Ottavio Martini was the uncle of Monica Ciampoli’s mother: he was born in 1885, died in 1964, a never-known uncle of which she heard only in her grandmother’s stories, named Fedora, dressmaker in Lucolena, she lived until 2008.

About 20 years ago, Fedora found that diary, tells Monica “paper-covered with geometric little drawings, that was the paper used at that time to cover the drawers”.

Monica did just in time to copy those pages, grandmother Fedora promised to give her the diary, but it disappeared, taken by some acquaintance who has lost or threw away it.

The “magic moment” as the author call it, a sort of hispiration arrived in 2014, after she read the posthumous romance by Oriana Fallaci “Un cappello pieno di ciliegie (an hat full of cherries)”, so she decides to tell the story of Ottavio’s diary, almost forgotten in a drawer.

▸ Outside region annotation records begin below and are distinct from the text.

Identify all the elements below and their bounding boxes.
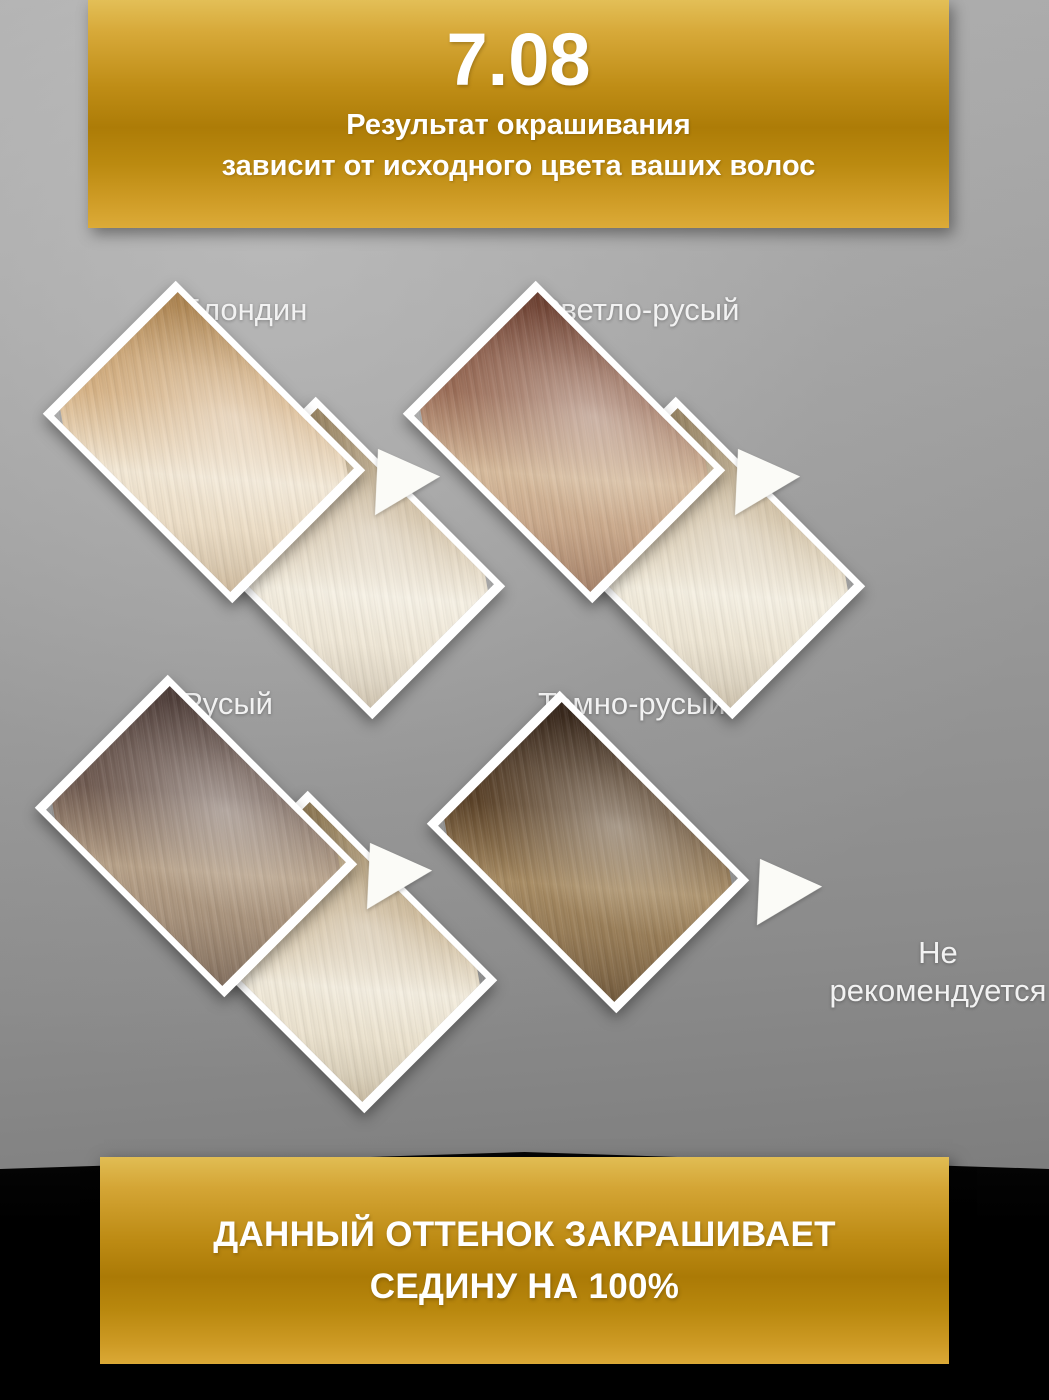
shade-code: 7.08	[446, 22, 590, 99]
swatch-grid: Блондин Светло-русый	[0, 236, 1049, 1136]
footer-line-2: СЕДИНУ НА 100%	[370, 1261, 679, 1313]
poster-canvas: 7.08 Результат окрашивания зависит от ис…	[0, 0, 1049, 1400]
header-banner: 7.08 Результат окрашивания зависит от ис…	[88, 0, 949, 228]
header-subtitle-line-1: Результат окрашивания	[346, 105, 690, 146]
footer-banner: ДАННЫЙ ОТТЕНОК ЗАКРАШИВАЕТ СЕДИНУ НА 100…	[100, 1157, 949, 1364]
not-recommended-line-2: рекомендуется	[788, 972, 1049, 1010]
header-subtitle-line-2: зависит от исходного цвета ваших волос	[222, 146, 816, 187]
swatch-cell-light-brown: Светло-русый	[440, 292, 910, 732]
not-recommended-note: Не рекомендуется	[788, 934, 1049, 1010]
footer-line-1: ДАННЫЙ ОТТЕНОК ЗАКРАШИВАЕТ	[213, 1209, 836, 1261]
not-recommended-line-1: Не	[788, 934, 1049, 972]
swatch-cell-dark-brown: Темно-русый Не рекомендуется	[440, 686, 910, 1126]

It begins in this way, a slow and hard translation work of the manuscript, make it more difficult by the poor quality of the sheets and by the historical reconstruction of Ottavio Martini’s character.

At the end, thanks also to the information obtained by the registry office of Greve in Chianti City Hall and by the Record Office, the hisory of Ottavio Martini appears in its completeness.

A difficult undertaking, as admits the editor of the book, that has bring to light an extraordinary historical and human testimony of life.